Sebbene gli investitori riconoscano ampiamente la necessità ed i vantaggi della regolamentazione, il 73% dei rispondenti all’indagine afferma che ciò ha un prezzo, ed oltre la metà ritiene che il contesto normativo possa diventare meno favorevole nei prossimi tre anni. Per effetto della regolamentazione, la performance annuale risulta in media inferiore del 2,3%. Anche disposizioni nazionali più severe (citate dal 34% dei partecipanti), nuovi controlli sul capitale e requisiti di investimento (indicati dal 31%), sono considerati rischi per gli obiettivi di performance nei prossimi tre anni. Il 27% circa indica preoccupazione sui possibili impatti del contesto politico e normativo per il raggiungimento degli obiettivi di investimento, ma una percentuale equivalente esprime un giudizio maggiormente positivo.
Il pessimismo in merito all’evoluzione del quadro politico e normativo risulta particolarmente evidente in Europa, dove circa la metà degli intervistati si aspetta una situazione meno favorevole nei prossimi tre anni. Anche in Italia si registra una grande attenzione al rischio normativo: rispetto ai rispondenti europei, gli investitori italiani percepiscono maggiormente i possibili rischi derivanti dal livello delle competenze in termini di risk management (50% rispetto al 23%), dai controlli sul capitale e sui requisiti di investimento (70% in confronto al 33%) e dalla complessità delle transazioni internazionali (60% rispetto al 28%). Di contro, il 60% dei partecipanti italiani afferma che il quadro normativo consente un’efficiente gestione degli investimenti, mentre a livello europeo questo consenso si attesta al 44%.
Il commento di Alberto D’Avenia, Country Head Italia di Allianz Global Investors Europe GmbH: “Alla luce del difficile contesto di mercato e delle normative emergenti, il rischio continuerà a essere il tema principale per gli investitori istituzionali nei prossimi decenni. Analizzando le risposte degli investitori italiani circa gli strumenti finanziari che consentono il più efficiente controllo del rischio, registriamo la preferenza, rispetto alla media europea, per le strategie di investimento risk-driven e di asset allocation dinamica, ed una minore preferenza per gli strumenti di gestione della duration, investimenti liability-driven o focalizzati su tematiche ambientali, sociali e di governance”. “In uno scenario di bassi rendimenti sulle obbligazioni sovrane e limitati budget di rischio - continua D’Avenia - il futuro successo del business dipenderà sostanzialmente dalla nostra capacità di rimanere al fianco dei nostri clienti, aiutandoli a sfruttare a proprio vantaggio il rischio presente sui mercati finanziari con un approccio intelligente e attento ai vincoli normativi applicabili”.
Conclude Mauro Vittorangeli, CIO Fixed Income Euro Aggregate Strategy di Allianz Global Investors: “In un’era di financial repression, le conseguenze della politica monetaria molto accomodante sono chiaramente diventate un onere per chi investe in titoli sovrani e hanno comportato una distorsione dei flussi di capitale globali.

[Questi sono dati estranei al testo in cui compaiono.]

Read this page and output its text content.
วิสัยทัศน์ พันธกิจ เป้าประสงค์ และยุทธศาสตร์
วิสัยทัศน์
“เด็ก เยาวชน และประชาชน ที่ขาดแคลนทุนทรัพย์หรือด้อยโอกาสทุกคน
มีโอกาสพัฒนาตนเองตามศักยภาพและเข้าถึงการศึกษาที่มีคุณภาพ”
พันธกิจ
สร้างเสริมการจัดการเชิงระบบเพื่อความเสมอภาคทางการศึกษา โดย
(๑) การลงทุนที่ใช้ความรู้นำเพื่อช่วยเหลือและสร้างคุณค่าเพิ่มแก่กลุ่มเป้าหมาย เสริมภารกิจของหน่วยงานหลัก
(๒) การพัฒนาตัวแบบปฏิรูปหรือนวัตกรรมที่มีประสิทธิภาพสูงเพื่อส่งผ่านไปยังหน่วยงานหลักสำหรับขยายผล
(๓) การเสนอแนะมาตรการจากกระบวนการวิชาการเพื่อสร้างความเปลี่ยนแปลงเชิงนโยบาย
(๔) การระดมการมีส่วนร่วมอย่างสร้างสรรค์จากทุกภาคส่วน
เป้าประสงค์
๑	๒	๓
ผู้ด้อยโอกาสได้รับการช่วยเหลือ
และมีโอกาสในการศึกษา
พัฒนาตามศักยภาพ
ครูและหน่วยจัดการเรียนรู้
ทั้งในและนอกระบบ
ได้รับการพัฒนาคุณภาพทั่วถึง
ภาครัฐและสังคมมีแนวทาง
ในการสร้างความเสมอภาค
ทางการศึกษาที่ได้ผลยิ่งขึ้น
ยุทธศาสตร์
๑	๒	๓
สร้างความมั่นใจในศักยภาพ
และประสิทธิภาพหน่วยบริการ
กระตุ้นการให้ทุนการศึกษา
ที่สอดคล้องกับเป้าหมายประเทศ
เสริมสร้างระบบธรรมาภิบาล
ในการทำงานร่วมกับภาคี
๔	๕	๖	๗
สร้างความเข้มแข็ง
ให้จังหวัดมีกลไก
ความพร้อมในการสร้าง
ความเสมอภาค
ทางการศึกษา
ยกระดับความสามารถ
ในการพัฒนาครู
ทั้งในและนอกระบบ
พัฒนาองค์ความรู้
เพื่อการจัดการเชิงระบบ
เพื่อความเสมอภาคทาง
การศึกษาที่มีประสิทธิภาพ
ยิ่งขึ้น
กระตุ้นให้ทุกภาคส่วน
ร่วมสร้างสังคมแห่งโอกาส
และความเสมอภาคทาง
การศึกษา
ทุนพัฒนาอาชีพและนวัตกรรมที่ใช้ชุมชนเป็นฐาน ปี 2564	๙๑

Gli investitori sono alla ricerca di rendimenti reali, e in questo contesto non assumere rischio non è un'opzione possibile: gli investimenti oggi necessitano di un approccio sempre più diversificato e flessibile. Più si conoscono i rischi specifici che si assumono, meglio si riesce a sfruttare il loro potenziale al rialzo e a mitigare i possibili ribassi”.